Spacewalk-18: A Benchmark for Multimodal and Long-form Procedural Video Understanding in Novel Domains
- Clone this repository
git clone https://github.com/brown-palm/Spacewalk-18-benchmark.git
cd Spacewalk-18-benchmark
- Download videos
cd data
python download_videos.py
The videos are downloaded into data/videos
. There are in total 18 videos and each one is the recording of a spacewalk mission. All the videos are at 29.97 FPS
with frame size 720 x 1280
.
The transcripts of the videos are in data/transcripts
. They contain the global start and end times of each sentence in seconds. Please use encoding='cp1252'
when reading them.
At the beginning of each video, an animation demonstrates the mission to be done by the astronauts. Based off the animation, the mission is devided into dozens of steps, which are listed in data/steps.json
.
Field Name | Description |
---|---|
index | The index of the step in the corresponding spacewalk mission. Step 0 stands for ``Irrelevant'' label. |
caption | The caption of the step, which is a phrase or a short sentence. |
transcript | The transcript of the animation clip of the step. It includes all the sentences intersecting with the time interval [animation_start, animation_end] . |
animation_start | The global start time of the animation clip of the step in seconds. |
animation_end | The global end time of the animation clip of the step in seconds. |
We annotate the spacewalk recordings by segmenting them into the steps. The annotations are in data/annotation.json
. Note that one step may occur multiple times and the steps may appear interwoven, because there are two astronauts working in parallel in a mission.
Field Name | Description |
---|---|
video_start | The global start time of the segment in seconds. |
video_end | The global end time of the segment in seconds. |
frame_start | The global start frame index of the segment. |
frame_end | The global end frame index of the segment. |
label | The step index that the segment belongs to. -1 indicates unavailable. |
We have two tasks on Spacewalk-18 benchmark - step recognition and video question answering. The training, validation, and test video splits are listed in tasks/split.json
. The step recognition task includes all three splits while the video question answering is for test purpose only.
Given a query timestamp tasks/step_recognition/*.json
. We show in construct_samples.ipynb
how they are constructed. You may use it to generate more training samples if they benefit your method. Moreover, we encourage you to go beyond these samples and fully use the training set videos to develop your model.

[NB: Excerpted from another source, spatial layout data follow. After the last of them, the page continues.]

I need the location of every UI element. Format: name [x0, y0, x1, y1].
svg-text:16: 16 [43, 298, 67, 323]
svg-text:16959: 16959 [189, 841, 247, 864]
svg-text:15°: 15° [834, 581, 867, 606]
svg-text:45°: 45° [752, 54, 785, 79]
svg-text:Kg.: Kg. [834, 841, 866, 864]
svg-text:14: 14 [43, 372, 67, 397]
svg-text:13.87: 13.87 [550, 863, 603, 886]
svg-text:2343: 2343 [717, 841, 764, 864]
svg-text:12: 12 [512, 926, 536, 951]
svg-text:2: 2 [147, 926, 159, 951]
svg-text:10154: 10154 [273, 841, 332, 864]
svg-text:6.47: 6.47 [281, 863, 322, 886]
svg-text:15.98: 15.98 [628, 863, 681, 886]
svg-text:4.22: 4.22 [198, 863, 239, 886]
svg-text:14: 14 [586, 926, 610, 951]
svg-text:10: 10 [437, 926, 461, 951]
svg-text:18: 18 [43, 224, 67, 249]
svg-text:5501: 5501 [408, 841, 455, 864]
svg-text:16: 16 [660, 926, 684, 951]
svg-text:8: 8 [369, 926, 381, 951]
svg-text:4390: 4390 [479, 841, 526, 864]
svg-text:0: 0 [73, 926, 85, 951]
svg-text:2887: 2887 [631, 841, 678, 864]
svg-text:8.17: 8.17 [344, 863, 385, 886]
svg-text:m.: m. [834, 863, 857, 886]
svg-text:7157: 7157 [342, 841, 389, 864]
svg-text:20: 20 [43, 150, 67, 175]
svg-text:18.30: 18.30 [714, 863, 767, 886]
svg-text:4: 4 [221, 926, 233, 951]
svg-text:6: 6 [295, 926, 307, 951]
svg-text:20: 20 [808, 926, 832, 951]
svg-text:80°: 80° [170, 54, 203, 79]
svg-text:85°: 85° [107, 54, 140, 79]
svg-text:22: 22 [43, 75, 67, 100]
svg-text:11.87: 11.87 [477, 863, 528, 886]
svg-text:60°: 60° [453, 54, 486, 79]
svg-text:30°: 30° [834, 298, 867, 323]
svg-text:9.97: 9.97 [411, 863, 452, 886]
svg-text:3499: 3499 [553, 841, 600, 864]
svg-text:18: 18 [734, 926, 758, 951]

Field Name | Description |
---|---|
timestamp | The timestamp sampled as query timestamp |
frame_index | The frame index of the query timestamp. |
label | The ground truth label of the sample. |
id | A unique ID of the sample. |
Our tasks enables model evaluation under varying temporal context window lengths construct_context_window.ipynb
.
We use accuracy, mAP, and IoU to evaluate the performance on the step recognition task. The code is in evaluation.py
. To use it, please organize your predictions in a JSON file in the following format:
{
"03152022": [
{
"prediction": 1,
"score": [0.4, 0.8, ..., 0.2]
},
{
"prediction": 0,
"score": [0.9, 0.3, ..., 0.6]
},
... ...
],
"11152022": [
... ...
]
}
The prediction
is a predicted label used to compute accuracy. score
is a list of scores for each category used to compute mAP. The length of score
should be the same as the number of categories in the corresponding video. If your method does not provide category scores, you can omit score
in your file.
You can use --gt
to specify the ground truth file and --pred
to specify your prediction file. For example, to evaluate your predictions on the test set, run
python evaluation.py \
--gt test.json \
--pred YOUR_PREDICTION_FILE.json
The video question answering task includes 376 hour-long multi-choice questions. The videos are one-hour segments of the spacewalk recordings. The questions are available in tasks/question_answering/test.json
. While only a test set is provided, you are encouraged to leverage the videos in the training set to adapt your models to the spacewalk domain.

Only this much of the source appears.